Initial symptoms include a decreased heart rate and respiration, and lethargy, followed by shock, pneumonia and possibly death. Between 400 and 900 cold-stunned sea turtles strand, both alive and deceased, in the Northeast each year.
“Since the ’80s, we’ve been having reports of cold-stunned turtles coming up. There have been busier years, where they’ve had thousands of animals that have come up on New England,” DiGiovanni said. “There’s been some really, really large peaks. What actually triggers it is something that we’re still trying to get a better understanding on.”
It is unclear whether climate change plays a role, DiGiovanni said, and while research continues on not only the causes, but also why some turtles stay within areas prone to cold-stunning and others migrate into warmer waters, AMSEAS remains involved with the collaborative group effort to save them.
For the third year in a row, the organization has worked with the Specially Trained Animal Response Team, or START, organized by National Oceanic and Atmospheric Administration Fisheries Stranding and Disentanglement Coordinator Kate Sampson.
The mission starts with volunteers from the Massachusetts Audubon’s Wellfleet Bay Wildlife Sanctuary, who walk Cape Cod beaches to collect the cold-stunned turtles. They bring the turtles back to Mass Audubon, where staff checks for signs of life and evaluates the turtles, which then go to the New England Aquarium’s Animal Care Center or the National Marine Life Center — both NOAA Fisheries Sea Turtle Stranding Network members — for an initial evaluation and treatment.
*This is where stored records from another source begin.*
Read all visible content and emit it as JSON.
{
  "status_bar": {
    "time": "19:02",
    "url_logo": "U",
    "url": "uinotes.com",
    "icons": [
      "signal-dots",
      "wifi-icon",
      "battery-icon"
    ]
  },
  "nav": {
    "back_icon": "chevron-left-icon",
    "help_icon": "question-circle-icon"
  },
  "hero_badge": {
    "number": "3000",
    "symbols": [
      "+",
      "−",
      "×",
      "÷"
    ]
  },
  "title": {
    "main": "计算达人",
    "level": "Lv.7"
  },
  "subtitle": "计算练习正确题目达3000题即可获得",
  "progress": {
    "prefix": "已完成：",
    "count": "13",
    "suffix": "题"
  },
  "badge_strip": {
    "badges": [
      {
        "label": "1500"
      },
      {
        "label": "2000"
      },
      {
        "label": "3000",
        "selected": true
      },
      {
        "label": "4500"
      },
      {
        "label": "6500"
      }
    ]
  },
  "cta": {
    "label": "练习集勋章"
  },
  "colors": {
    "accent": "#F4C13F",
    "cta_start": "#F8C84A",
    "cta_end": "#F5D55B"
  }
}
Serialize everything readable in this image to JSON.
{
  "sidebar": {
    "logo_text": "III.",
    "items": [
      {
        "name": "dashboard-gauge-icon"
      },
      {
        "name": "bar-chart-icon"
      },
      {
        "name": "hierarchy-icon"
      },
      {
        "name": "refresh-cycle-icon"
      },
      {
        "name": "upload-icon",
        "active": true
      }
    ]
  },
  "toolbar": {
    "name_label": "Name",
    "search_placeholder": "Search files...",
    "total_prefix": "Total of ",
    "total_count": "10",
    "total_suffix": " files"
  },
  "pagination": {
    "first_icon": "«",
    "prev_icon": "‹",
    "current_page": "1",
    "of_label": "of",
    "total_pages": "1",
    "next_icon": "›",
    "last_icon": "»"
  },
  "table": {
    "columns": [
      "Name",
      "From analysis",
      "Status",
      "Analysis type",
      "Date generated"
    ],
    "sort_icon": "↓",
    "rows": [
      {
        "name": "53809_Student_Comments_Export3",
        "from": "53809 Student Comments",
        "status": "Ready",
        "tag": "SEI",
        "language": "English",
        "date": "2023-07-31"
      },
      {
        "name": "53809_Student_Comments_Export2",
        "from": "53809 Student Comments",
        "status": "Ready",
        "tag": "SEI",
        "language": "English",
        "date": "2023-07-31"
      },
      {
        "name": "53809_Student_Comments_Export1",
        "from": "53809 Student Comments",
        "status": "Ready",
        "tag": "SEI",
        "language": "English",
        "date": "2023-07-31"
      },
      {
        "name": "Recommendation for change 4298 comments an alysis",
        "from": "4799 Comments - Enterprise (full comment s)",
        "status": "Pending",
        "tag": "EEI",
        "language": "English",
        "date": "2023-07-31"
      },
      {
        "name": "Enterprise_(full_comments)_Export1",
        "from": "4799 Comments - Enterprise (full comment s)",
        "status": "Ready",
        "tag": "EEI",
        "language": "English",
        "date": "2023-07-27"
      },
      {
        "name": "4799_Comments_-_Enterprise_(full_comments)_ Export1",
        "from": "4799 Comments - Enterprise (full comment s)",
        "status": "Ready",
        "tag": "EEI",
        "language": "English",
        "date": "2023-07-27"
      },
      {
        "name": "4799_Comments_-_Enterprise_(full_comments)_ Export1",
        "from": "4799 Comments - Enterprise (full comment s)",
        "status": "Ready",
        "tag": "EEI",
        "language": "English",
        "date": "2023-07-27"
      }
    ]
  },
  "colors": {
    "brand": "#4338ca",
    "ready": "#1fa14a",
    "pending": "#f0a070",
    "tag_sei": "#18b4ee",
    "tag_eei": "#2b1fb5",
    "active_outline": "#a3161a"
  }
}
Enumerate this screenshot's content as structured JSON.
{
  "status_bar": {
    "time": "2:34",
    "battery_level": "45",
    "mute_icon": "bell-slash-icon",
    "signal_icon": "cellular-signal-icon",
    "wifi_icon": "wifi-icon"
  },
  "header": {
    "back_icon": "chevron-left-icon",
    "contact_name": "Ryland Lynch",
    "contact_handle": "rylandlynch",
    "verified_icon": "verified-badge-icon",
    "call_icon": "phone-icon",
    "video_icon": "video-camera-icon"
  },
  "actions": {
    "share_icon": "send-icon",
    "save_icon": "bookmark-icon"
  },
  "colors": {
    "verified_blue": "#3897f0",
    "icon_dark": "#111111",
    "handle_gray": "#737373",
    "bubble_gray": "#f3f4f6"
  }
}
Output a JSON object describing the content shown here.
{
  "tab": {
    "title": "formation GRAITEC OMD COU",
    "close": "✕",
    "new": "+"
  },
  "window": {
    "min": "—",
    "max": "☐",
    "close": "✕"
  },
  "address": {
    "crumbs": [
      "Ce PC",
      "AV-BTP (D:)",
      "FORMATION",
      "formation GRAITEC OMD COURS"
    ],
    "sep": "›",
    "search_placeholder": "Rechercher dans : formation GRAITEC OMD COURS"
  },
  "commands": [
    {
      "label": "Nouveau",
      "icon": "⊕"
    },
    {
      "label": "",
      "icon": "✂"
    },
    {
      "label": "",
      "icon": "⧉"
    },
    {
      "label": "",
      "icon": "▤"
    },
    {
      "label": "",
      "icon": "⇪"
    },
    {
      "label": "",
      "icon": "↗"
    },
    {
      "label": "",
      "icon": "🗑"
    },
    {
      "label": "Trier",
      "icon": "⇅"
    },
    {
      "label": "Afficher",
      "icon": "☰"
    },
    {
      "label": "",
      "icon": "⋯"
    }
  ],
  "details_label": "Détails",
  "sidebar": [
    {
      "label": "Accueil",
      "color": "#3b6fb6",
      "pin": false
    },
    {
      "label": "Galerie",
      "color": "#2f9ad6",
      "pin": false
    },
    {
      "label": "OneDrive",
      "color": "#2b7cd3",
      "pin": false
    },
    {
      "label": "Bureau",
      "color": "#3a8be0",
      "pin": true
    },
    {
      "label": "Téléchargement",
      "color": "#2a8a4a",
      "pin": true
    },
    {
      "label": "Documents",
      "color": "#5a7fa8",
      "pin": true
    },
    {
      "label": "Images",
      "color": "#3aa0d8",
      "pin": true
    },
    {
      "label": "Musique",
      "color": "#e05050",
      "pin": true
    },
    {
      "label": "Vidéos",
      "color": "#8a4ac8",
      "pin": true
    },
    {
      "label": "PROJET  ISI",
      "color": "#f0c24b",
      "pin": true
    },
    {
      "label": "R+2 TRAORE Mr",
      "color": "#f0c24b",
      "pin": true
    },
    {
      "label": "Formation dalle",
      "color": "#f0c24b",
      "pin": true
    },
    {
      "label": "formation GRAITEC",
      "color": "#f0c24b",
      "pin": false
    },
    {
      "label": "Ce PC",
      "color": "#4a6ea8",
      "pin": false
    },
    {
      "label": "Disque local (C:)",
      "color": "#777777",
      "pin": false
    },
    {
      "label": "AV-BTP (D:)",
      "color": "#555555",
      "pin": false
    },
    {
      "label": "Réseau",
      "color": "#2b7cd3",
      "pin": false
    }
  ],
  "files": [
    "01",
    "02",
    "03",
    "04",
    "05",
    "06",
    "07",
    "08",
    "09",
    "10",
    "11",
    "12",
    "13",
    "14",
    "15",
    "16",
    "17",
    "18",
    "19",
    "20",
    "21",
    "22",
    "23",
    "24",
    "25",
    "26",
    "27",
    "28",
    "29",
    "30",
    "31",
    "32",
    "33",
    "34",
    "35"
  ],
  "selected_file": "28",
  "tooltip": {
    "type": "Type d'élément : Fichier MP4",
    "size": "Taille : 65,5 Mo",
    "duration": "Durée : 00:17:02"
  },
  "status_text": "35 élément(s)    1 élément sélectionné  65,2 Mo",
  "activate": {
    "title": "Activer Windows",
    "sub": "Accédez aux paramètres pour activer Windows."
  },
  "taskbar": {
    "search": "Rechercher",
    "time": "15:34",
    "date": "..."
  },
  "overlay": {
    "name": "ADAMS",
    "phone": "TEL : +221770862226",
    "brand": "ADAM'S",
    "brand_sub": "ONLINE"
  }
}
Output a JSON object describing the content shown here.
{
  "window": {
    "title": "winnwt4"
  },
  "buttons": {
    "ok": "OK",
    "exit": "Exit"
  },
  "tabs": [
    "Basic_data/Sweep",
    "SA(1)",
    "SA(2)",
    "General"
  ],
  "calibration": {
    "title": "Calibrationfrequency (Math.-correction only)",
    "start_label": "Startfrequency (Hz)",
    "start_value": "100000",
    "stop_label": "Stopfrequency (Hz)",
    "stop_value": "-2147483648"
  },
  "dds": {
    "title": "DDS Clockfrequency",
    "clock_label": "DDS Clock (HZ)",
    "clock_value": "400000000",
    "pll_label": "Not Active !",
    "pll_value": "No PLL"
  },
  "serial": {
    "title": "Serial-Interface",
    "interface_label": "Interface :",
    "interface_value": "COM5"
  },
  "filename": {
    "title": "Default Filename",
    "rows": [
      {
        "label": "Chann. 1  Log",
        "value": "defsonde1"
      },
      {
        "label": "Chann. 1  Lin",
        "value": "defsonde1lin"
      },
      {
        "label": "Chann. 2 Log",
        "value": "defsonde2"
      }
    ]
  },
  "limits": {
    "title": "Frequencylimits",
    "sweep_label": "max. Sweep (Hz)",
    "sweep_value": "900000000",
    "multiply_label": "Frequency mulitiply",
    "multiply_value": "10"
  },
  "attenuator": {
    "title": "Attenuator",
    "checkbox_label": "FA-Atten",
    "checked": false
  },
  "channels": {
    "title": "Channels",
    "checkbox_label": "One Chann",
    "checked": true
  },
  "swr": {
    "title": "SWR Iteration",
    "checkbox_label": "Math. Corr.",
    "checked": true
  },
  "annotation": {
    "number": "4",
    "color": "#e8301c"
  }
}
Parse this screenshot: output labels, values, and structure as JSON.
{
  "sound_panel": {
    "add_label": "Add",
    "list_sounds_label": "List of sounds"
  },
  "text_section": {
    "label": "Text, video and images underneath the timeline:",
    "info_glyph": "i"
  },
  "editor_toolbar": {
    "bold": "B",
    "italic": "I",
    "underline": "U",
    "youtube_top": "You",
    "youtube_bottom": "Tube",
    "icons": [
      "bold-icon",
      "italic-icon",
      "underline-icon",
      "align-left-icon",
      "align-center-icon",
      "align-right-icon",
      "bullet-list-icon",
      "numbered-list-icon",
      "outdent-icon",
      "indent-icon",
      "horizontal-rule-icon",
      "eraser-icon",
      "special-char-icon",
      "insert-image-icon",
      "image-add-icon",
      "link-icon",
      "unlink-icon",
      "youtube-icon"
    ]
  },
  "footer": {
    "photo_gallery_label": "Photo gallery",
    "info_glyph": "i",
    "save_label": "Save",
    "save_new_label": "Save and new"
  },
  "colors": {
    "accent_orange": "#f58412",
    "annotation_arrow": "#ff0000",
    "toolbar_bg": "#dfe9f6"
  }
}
From there, they may be brought to network partners like AMSEAS — transported last weekend to the East End on a flight coordinated by Turtles Fly Too.
“That aircraft actually flew to us and then they flew, I think, to two other facilities down the coast to transport more turtles,” DiGiovanni said.
Over the next couple of days, the AMSEAS team will collect information on the turtles, including blood samples, and encourage feeding on a regular basis. They like high-quality shrimp and crab, DiGiovanni said, and once they put on enough weight, the staff will determine whether they need longer rehabilitation, or are ready to be released into warmer waters.
“Each animal is treated really individually,” he said, “and then when it’s ready to go, we try to move it on down.”
DiGiovanni emphasized that turtle rescue is a group effort — and it starts with the public. In New York, report all stranded marine mammals and sea turtles to the NY Stranding Hotline by calling 631-369-9829. For all other states in the Northeast, call NOAA’s marine mammal and sea turtle stranding hotline at 866-755-6622 to be directed to a trained responder.
“This is a time of the year, for the next couple of weeks, that we can actually see these animals on the beach,” DiGiovanni said. “If you think they’re on the beach, and even if you think they’re dead, just please call them in so that we can get out and see what we need to do.”